AO DAR início à mais significativa reforma litúrgica e doutrinária da Igreja Católica em quatro séculos, o papa João 23 comparou o Concílio Vaticano 2º, na década de 1960, a janelas que se abrem numa sala escura e mal ventilada. O pontífice buscava modernizar uma instituição tradicionalmente votada ao segredo, ao culto da hierarquia e à intransparência.
Tido por muitos de seus críticos como o mais feroz dos contrarreformistas, o papa Bento 16 deu nesta semana uma contribuição ao trabalho iniciado por seu antecessor.
Com clareza inédita, a igreja reconheceu o caráter criminoso, passível de punição pela Justiça, dos atos de pedofilia de representantes do clero. Segundo as diretrizes publicadas pelo Vaticano em sua página na internet, casos suspeitos devem ser submetidos às autoridades laicas e, se cabível, levados aos tribunais.
A recomendação contrasta com o procedimento tradicional do Vaticano, muitas vezes refratário ao reconhecimento da autoridade secular sobre os integrantes da hierarquia católica.
A pedofilia, ainda que vista como um desvio condenável, era para a igreja antes um pecado do que uma infração à lei.
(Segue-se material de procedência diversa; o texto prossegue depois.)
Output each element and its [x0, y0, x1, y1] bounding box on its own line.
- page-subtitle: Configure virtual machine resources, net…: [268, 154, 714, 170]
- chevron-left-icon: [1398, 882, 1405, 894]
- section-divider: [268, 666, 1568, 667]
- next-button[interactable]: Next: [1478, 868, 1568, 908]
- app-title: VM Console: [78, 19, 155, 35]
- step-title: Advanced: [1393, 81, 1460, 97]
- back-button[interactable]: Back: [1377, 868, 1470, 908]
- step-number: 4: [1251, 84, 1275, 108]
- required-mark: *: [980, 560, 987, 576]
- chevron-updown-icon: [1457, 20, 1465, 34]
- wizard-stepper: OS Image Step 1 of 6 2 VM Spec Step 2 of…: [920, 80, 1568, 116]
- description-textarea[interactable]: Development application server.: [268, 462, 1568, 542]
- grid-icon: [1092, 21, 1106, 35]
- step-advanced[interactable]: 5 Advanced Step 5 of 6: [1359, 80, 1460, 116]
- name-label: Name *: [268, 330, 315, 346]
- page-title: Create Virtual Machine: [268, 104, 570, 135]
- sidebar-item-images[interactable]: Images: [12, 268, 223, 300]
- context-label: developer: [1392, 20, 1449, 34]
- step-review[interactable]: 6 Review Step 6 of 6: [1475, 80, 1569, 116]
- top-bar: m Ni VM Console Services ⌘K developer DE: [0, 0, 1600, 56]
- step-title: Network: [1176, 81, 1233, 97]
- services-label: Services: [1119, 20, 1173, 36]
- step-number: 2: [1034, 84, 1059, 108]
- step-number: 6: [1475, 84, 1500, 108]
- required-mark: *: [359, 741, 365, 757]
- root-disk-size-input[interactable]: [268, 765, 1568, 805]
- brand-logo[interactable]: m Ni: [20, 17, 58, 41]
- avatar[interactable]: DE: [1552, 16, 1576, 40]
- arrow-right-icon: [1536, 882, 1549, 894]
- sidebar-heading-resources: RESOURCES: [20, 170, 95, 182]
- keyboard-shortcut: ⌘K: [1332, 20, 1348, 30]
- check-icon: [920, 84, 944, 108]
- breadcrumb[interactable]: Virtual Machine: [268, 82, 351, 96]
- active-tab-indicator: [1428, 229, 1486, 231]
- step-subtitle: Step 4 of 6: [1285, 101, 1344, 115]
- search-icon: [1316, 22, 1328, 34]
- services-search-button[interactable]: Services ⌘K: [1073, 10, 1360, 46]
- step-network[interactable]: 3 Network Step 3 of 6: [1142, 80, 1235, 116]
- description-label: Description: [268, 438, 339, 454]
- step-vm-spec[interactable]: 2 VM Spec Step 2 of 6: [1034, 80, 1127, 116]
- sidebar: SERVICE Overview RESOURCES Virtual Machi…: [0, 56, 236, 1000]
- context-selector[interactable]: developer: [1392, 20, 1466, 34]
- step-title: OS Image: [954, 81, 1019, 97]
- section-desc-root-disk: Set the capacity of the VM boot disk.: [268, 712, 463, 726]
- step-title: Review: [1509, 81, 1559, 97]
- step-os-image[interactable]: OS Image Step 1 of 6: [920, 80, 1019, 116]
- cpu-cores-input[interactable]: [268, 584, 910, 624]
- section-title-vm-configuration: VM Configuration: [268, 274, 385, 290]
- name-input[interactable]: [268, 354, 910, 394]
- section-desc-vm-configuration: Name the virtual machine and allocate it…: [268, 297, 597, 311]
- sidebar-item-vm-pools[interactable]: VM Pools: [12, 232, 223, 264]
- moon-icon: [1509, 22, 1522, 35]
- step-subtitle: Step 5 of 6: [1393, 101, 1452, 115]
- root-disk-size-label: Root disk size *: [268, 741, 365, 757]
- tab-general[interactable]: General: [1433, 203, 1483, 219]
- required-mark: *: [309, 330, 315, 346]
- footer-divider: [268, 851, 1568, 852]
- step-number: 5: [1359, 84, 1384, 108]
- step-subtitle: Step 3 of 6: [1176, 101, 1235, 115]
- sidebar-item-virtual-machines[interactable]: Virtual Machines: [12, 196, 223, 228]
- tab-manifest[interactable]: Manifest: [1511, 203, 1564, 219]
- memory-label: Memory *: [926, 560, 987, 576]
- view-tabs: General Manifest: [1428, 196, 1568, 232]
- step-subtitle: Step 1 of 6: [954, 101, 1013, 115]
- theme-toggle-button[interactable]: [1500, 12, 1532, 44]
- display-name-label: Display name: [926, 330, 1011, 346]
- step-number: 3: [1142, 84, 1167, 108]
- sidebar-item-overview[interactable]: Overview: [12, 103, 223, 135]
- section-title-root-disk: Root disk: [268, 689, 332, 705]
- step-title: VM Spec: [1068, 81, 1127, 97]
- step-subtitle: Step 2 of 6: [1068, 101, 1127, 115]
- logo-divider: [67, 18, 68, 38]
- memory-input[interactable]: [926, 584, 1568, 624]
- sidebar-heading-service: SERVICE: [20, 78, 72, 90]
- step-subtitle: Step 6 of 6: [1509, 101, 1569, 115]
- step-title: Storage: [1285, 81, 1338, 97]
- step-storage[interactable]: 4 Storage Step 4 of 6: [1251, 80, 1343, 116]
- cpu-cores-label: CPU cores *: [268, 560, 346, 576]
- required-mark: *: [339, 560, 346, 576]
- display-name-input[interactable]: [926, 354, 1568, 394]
Esse modo de abordar o problema não deixava de ser conveniente para a instituição -inclinada a acobertar escândalos e evitar danos a sua imagem.
A avalanche de denúncias públicas que se seguiu à divulgação de um relatório com 15 mil casos de abusos ocorridos em sete décadas, na Irlanda, pressionou o Vaticano a mudar de estratégia.
Não deixa de ser louvável, de todo modo, a perspectiva aberta por Bento 16 para que a própria Igreja Católica tome esses desvios pelo que realmente são -crimes que devem ser julgados segundo as leis humanas.